Last week’s astro-ph mail out saw an interesting contribution by Heavens et al., who present a formula for computing the Fisher information of an experiment to estimate what appears to be the slope and coefficient of a linear regression model with (possibly correlated) Normal errors in both X and Y variables. The main contribution is some impressive matrix algebra to give an analytic form for the likelihood function supposing a uniform prior on the distribution of the (latent) design variables. This, of course, should sound odd though since it implies an improper experimental design; the authors note that their formula can hold too when the errors in the X variables are much smaller than the scale of the design distribution: but in this case I would imagine one do just as well in estimating the Fisher information by simply ignoring the errors. What really caught my eye, however, was that they submitted the paper to JRSSS(B)! For those who don’t know, this is one of the *top* statistics journals with a brutally low acceptance rate: by the old ranking system this was an Astar journal, i.e., a lot of my colleagues in statistics would happily sell their soul at the crossroads on the edge of town to get published in JRSSS(B). Certainly it would be unusual to have a JRSSS(B) publication referring readers to some astronomical papers for “pedagogical discussions of straight-line fitting and Bayesian approaches to fitting”, as the Heavens et al. manuscript does! 🙂 [Without being too bitchy I think they authors (and other astronomers with similar papers) might look at some of the journals in the B list: e.g. American Statistician often publishes this sort of thing (and its papers can be quite widely cited, especially if they’re picked up by biologists or social scientists, in addition to the target audience).]

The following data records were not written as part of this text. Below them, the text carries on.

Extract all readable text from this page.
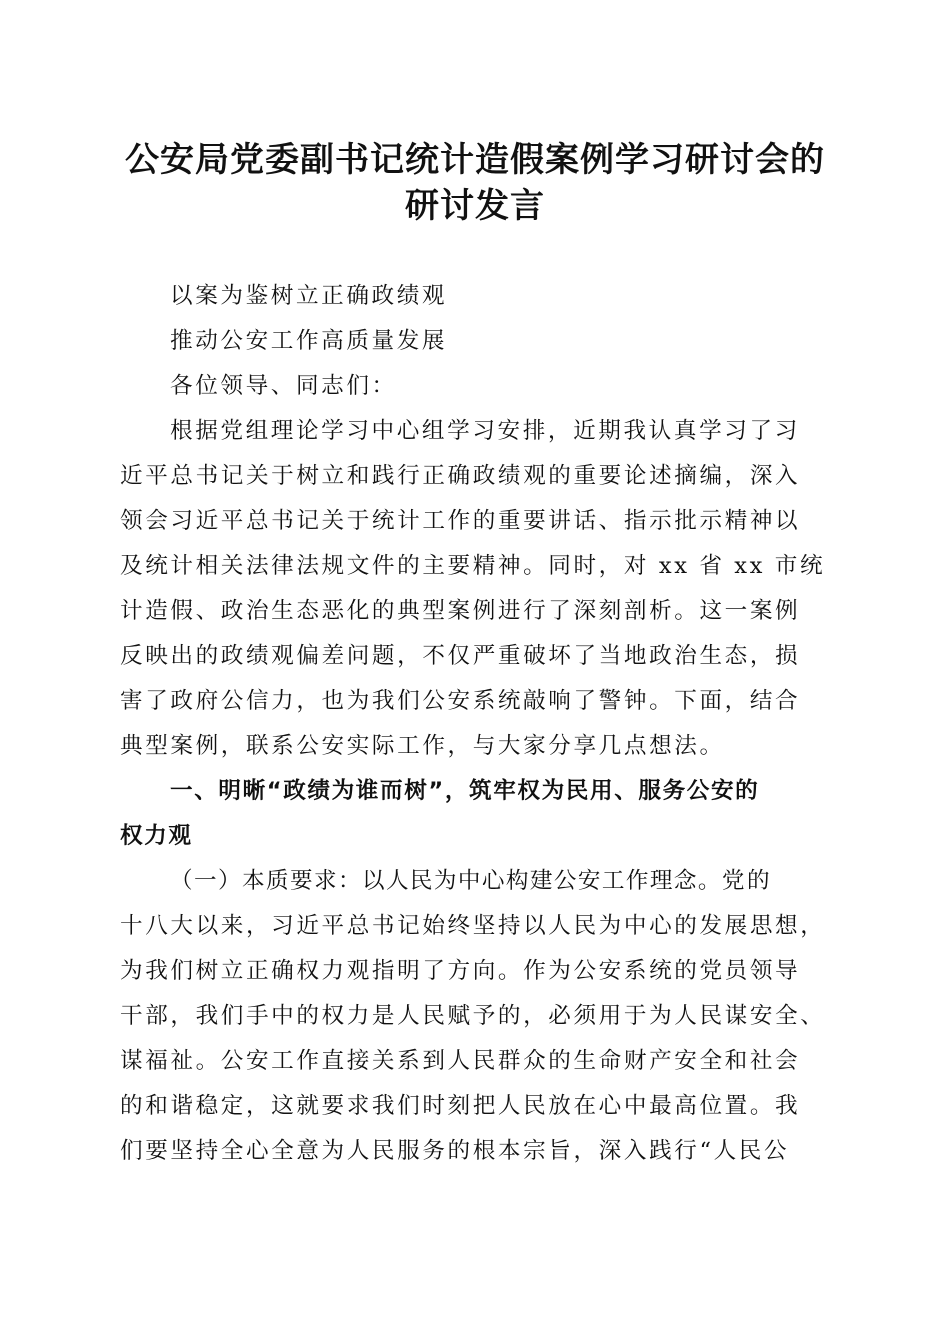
公安局党委副书记统计造假案例学习研讨会的
研讨发言
以案为鉴树立正确政绩观
推动公安工作高质量发展
各位领导、同志们：
根据党组理论学习中心组学习安排，近期我认真学习了习
近平总书记关于树立和践行正确政绩观的重要论述摘编，深入
领会习近平总书记关于统计工作的重要讲话、指示批示精神以
及统计相关法律法规文件的主要精神。同时，对 xx 省 xx 市统
计造假、政治生态恶化的典型案例进行了深刻剖析。这一案例
反映出的政绩观偏差问题，不仅严重破坏了当地政治生态，损
害了政府公信力，也为我们公安系统敲响了警钟。下面，结合
典型案例，联系公安实际工作，与大家分享几点想法。
一、明晰“政绩为谁而树”，筑牢权为民用、服务公安的
权力观
（一）本质要求：以人民为中心构建公安工作理念。党的
十八大以来，习近平总书记始终坚持以人民为中心的发展思想，
为我们树立正确权力观指明了方向。作为公安系统的党员领导
干部，我们手中的权力是人民赋予的，必须用于为人民谋安全、
谋福祉。公安工作直接关系到人民群众的生命财产安全和社会
的和谐稳定，这就要求我们时刻把人民放在心中最高位置。我
们要坚持全心全意为人民服务的根本宗旨，深入践行“人民公
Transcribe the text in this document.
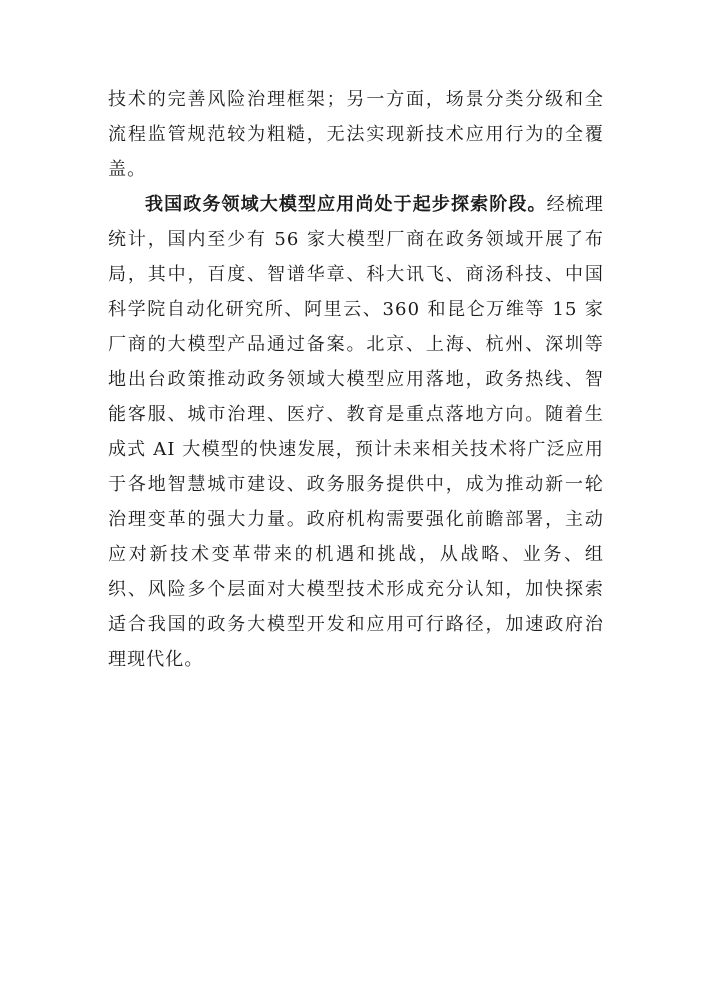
技术的完善风险治理框架；另一方面，场景分类分级和全流程监管规范较为粗糙，无法实现新技术应用行为的全覆盖。

我国政务领域大模型应用尚处于起步探索阶段。经梳理统计，国内至少有 56 家大模型厂商在政务领域开展了布局，其中，百度、智谱华章、科大讯飞、商汤科技、中国科学院自动化研究所、阿里云、360 和昆仑万维等 15 家厂商的大模型产品通过备案。北京、上海、杭州、深圳等地出台政策推动政务领域大模型应用落地，政务热线、智能客服、城市治理、医疗、教育是重点落地方向。随着生成式 AI 大模型的快速发展，预计未来相关技术将广泛应用于各地智慧城市建设、政务服务提供中，成为推动新一轮治理变革的强大力量。政府机构需要强化前瞻部署，主动应对新技术变革带来的机遇和挑战，从战略、业务、组织、风险多个层面对大模型技术形成充分认知，加快探索适合我国的政务大模型开发和应用可行路径，加速政府治理现代化。
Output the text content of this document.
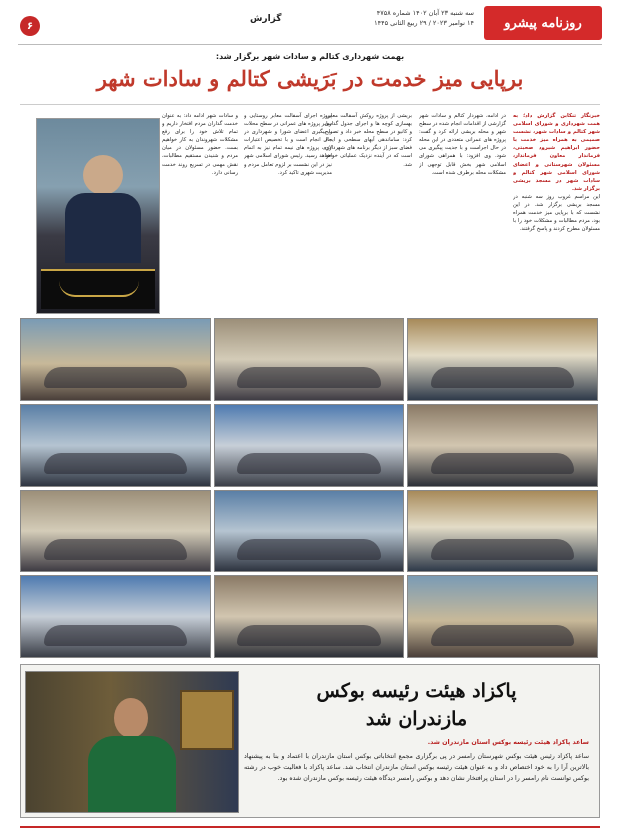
روزنامه پیشرو
سه شنبه ۲۳ آبان ۱۴۰۲ شماره ۴۷۵۸
۱۴ نوامبر ۲۰۲۳ / ۲۹ ربیع الثانی ۱۴۴۵
گزارش
۶
بهمت شهرداری کتالم و سادات شهر برگزار شد:
برپایی میز خدمت در بَرَیشی کتالم و سادات شهر

خبرنگار تنکابن گزارش داد؛ به همت شهرداری و شورای اسلامی شهر کتالم و سادات شهر، نشست صمیمی به همراه میز خدمت با حضور ابراهیم شیرود صحبتی، فرماندار معاون فرماندار، مسئولان شهرستانی و اعضای شورای اسلامی شهر کتالم و سادات شهر در مسجد بریشی برگزار شد.

این مراسم غروب روز سه شنبه در مسجد بریشی برگزار شد. در این نشست که با برپایی میز خدمت همراه بود، مردم مطالبات و مشکلات خود را با مسئولان مطرح کردند و پاسخ گرفتند.

در ادامه، شهردار کتالم و سادات شهر گزارشی از اقدامات انجام شده در سطح شهر و محله بریشی ارائه کرد و گفت: پروژه های عمرانی متعددی در این محله در حال اجراست و با جدیت پیگیری می شود. وی افزود: با همراهی شورای اسلامی شهر بخش قابل توجهی از مشکلات محله برطرف شده است.

بریشی از پروژه روکش آسفالت معابر، بهسازی کوچه ها و اجرای جدول گذاری و کانیو در سطح محله خبر داد و تصریح کرد: ساماندهی آبهای سطحی و ایجاد فضای سبز از دیگر برنامه های شهرداری است که در آینده نزدیک عملیاتی خواهد شد.

و سادات شهر ادامه داد: به عنوان خدمت گذاران مردم افتخار داریم و تمام تلاش خود را برای رفع مشکلات شهروندان به کار خواهیم بست. حضور مسئولان در میان مردم و شنیدن مستقیم مطالبات، نقش مهمی در تسریع روند خدمت رسانی دارد.

پروژه اجرای آسفالت معابر روستایی و سایر پروژه های عمرانی در سطح محلات با پیگیری اعضای شورا و شهرداری در حال انجام است و با تخصیص اعتبارات لازم، پروژه های نیمه تمام نیز به اتمام خواهد رسید. رئیس شورای اسلامی شهر نیز در این نشست بر لزوم تعامل مردم و مدیریت شهری تاکید کرد.

پاکزاد هیئت رئیسه بوکس
مازندران شد
ساعد پاکزاد هیئت رئیسه بوکس استان مازندران شد.
ساعد پاکزاد رئیس هیئت بوکس شهرستان رامسر در پی برگزاری مجمع انتخاباتی بوکس استان مازندران با اعتماد و بنا به پیشنهاد بالاترین آرا را به خود اختصاص داد و به عنوان هیئت رئیسه بوکس استان مازندران انتخاب شد. ساعد پاکزاد با فعالیت خوب در رشته بوکس توانست نام رامسر را در استان پرافتخار نشان دهد و بوکس رامسر دیدگاه هیئت رئیسه بوکس مازندران شده بود.
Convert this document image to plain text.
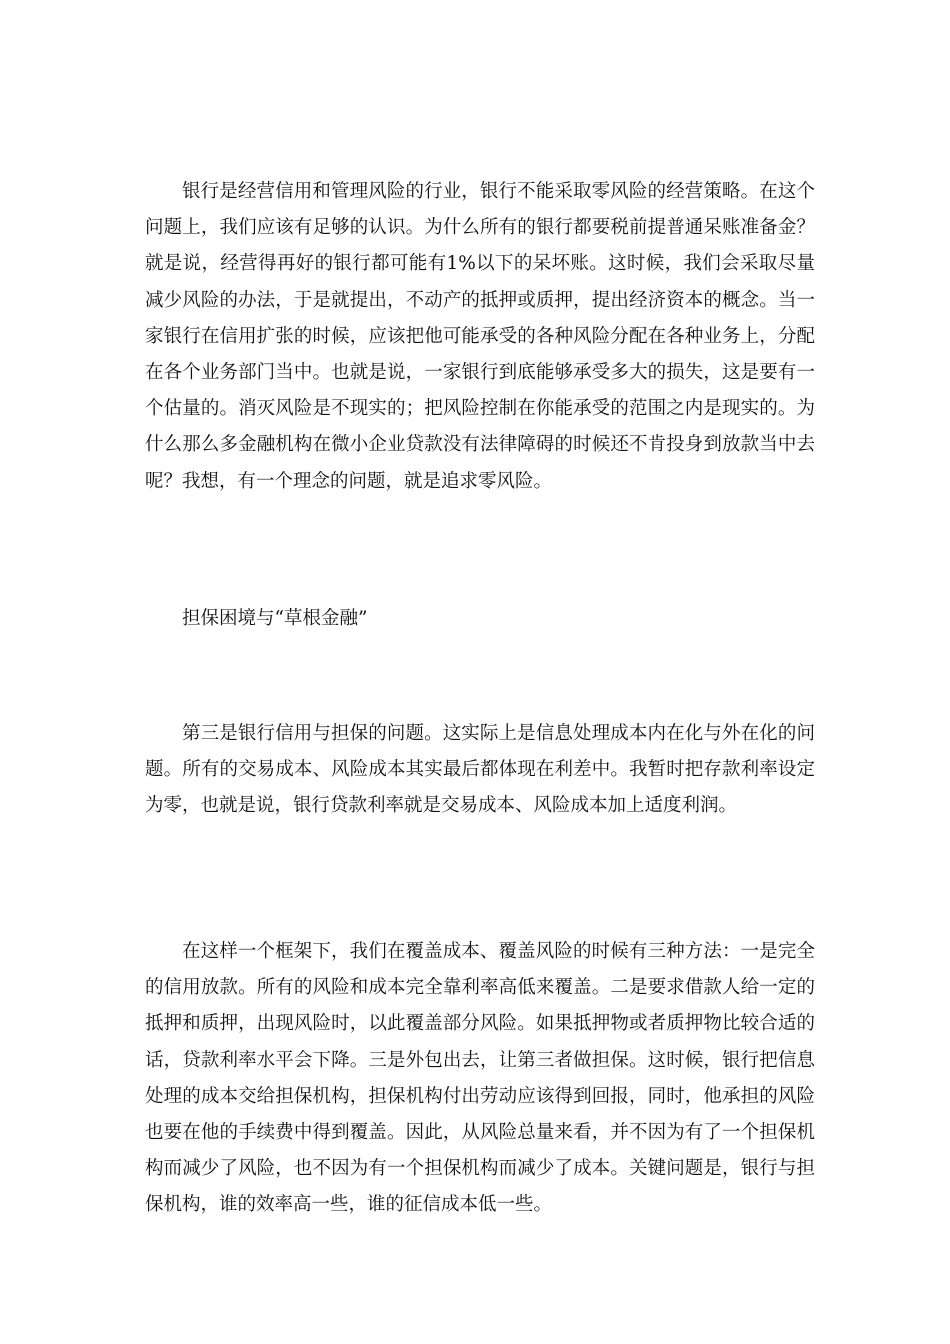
银行是经营信用和管理风险的行业，银行不能采取零风险的经营策略。在这个问题上，我们应该有足够的认识。为什么所有的银行都要税前提普通呆账准备金？就是说，经营得再好的银行都可能有1%以下的呆坏账。这时候，我们会采取尽量减少风险的办法，于是就提出，不动产的抵押或质押，提出经济资本的概念。当一家银行在信用扩张的时候，应该把他可能承受的各种风险分配在各种业务上，分配在各个业务部门当中。也就是说，一家银行到底能够承受多大的损失，这是要有一个估量的。消灭风险是不现实的；把风险控制在你能承受的范围之内是现实的。为什么那么多金融机构在微小企业贷款没有法律障碍的时候还不肯投身到放款当中去呢？我想，有一个理念的问题，就是追求零风险。

担保困境与“草根金融”

第三是银行信用与担保的问题。这实际上是信息处理成本内在化与外在化的问题。所有的交易成本、风险成本其实最后都体现在利差中。我暂时把存款利率设定为零，也就是说，银行贷款利率就是交易成本、风险成本加上适度利润。

在这样一个框架下，我们在覆盖成本、覆盖风险的时候有三种方法：一是完全的信用放款。所有的风险和成本完全靠利率高低来覆盖。二是要求借款人给一定的抵押和质押，出现风险时，以此覆盖部分风险。如果抵押物或者质押物比较合适的话，贷款利率水平会下降。三是外包出去，让第三者做担保。这时候，银行把信息处理的成本交给担保机构，担保机构付出劳动应该得到回报，同时，他承担的风险也要在他的手续费中得到覆盖。因此，从风险总量来看，并不因为有了一个担保机构而减少了风险，也不因为有一个担保机构而减少了成本。关键问题是，银行与担保机构，谁的效率高一些，谁的征信成本低一些。
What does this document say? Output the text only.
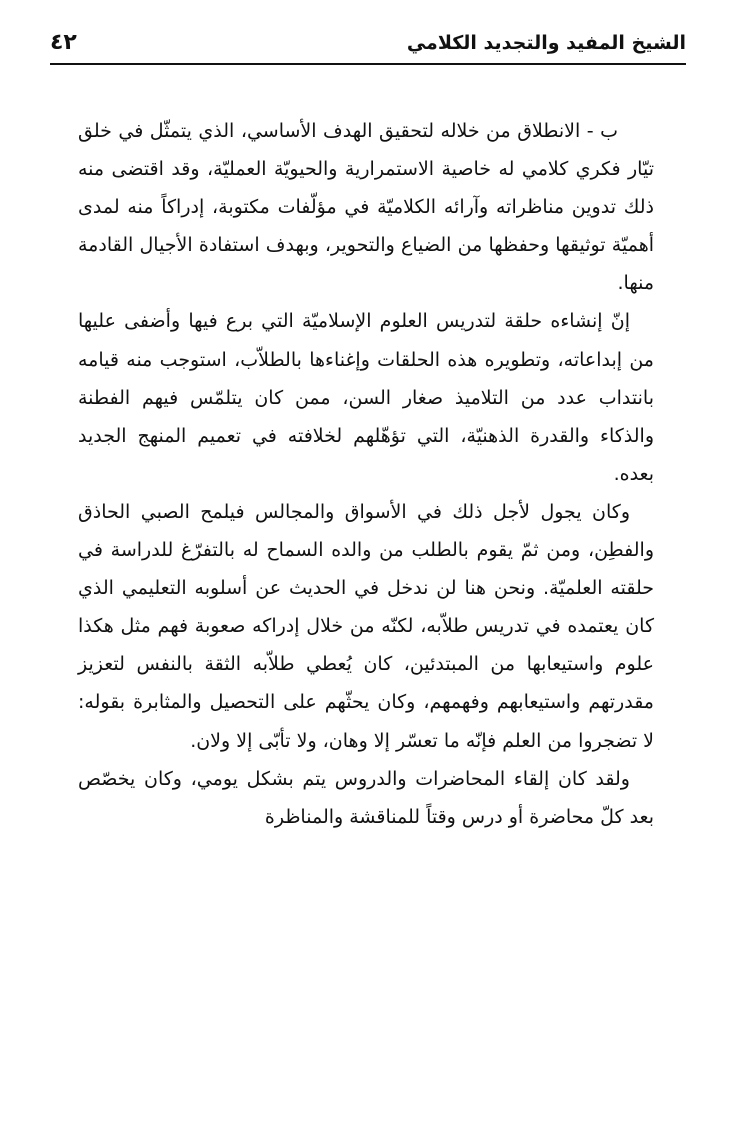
الشيخ المفيد والتجديد الكلامي
٤٢

ب - الانطلاق من خلاله لتحقيق الهدف الأساسي، الذي يتمثّل في خلق تيّار فكري كلامي له خاصية الاستمرارية والحيويّة العمليّة، وقد اقتضى منه ذلك تدوين مناظراته وآرائه الكلاميّة في مؤلّفات مكتوبة، إدراكاً منه لمدى أهميّة توثيقها وحفظها من الضياع والتحوير، وبهدف استفادة الأجيال القادمة منها.

إنّ إنشاءه حلقة لتدريس العلوم الإسلاميّة التي برع فيها وأضفى عليها من إبداعاته، وتطويره هذه الحلقات وإغناءها بالطلاّب، استوجب منه قيامه بانتداب عدد من التلاميذ صغار السن، ممن كان يتلمّس فيهم الفطنة والذكاء والقدرة الذهنيّة، التي تؤهّلهم لخلافته في تعميم المنهج الجديد بعده.

وكان يجول لأجل ذلك في الأسواق والمجالس فيلمح الصبي الحاذق والفطِن، ومن ثمّ يقوم بالطلب من والده السماح له بالتفرّغ للدراسة في حلقته العلميّة. ونحن هنا لن ندخل في الحديث عن أسلوبه التعليمي الذي كان يعتمده في تدريس طلاّبه، لكنّه من خلال إدراكه صعوبة فهم مثل هكذا علوم واستيعابها من المبتدئين، كان يُعطي طلاّبه الثقة بالنفس لتعزيز مقدرتهم واستيعابهم وفهمهم، وكان يحثّهم على التحصيل والمثابرة بقوله: لا تضجروا من العلم فإنّه ما تعسّر إلا وهان، ولا تأبّى إلا ولان.

ولقد كان إلقاء المحاضرات والدروس يتم بشكل يومي، وكان يخصّص بعد كلّ محاضرة أو درس وقتاً للمناقشة والمناظرة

One paper catching my eye in today’s astro-ph listing was that by Ciollaro et al. concerning “Functional regression for quasar spectra”. The challenge, in brief, is to estimate the functional form (wavelength->flux) of a high redshift quasar spectrum below the Ly-alpha limit conditional upon the its observed functional form above this limit, given a low redshift sample of quasar spectra (with Ly-alpha forest damping) as reference. The authors’ solution is to apply modern Function Data Analysis techniques to derive a non-parametric functional regression estimator, which is actually not as exciting as it sounds: essentially it amounts to taking an average of the low redshift reference spectra, weighted by some kernel taking a semi-metric distance between the input spectrum and library spectra in the above Ly-alpha wavelength regime. Ciollaro et al. do make some interesting contributions to estimation of confidence intervals on the predicted spectrum (including a use of my favourite bootstrap: the wild bootstrap), however, such that the end result is like a principled version of the sort of “machine learning” algorithm astronomers might well have stumbled towards by themselves one day.
Finally it’s worth noting a couple of recent papers doing hierarchical Bayesian inference in astronomy: Sanders et al. and Ramos et al.. This is a basic tool of contemporary Bayesian inference (cf. Gelman et al. “Bayesian Data Analysis”)—one that should be taught in every “Introduction to Bayesian Astrostatistics” course—so it’s always encouraging to see this approach in action. I noticed that Sanders et al. use STAN: for those who haven’t discovered this neat package for building fast (i.e., c++ compiled) MCMC-based inference codes it’s well worth looking up. In fact this was the second use of STAN in astronomy to my knowledge, but I’ve forgotten the first, which was in a paper only a couple of weeks ago(?).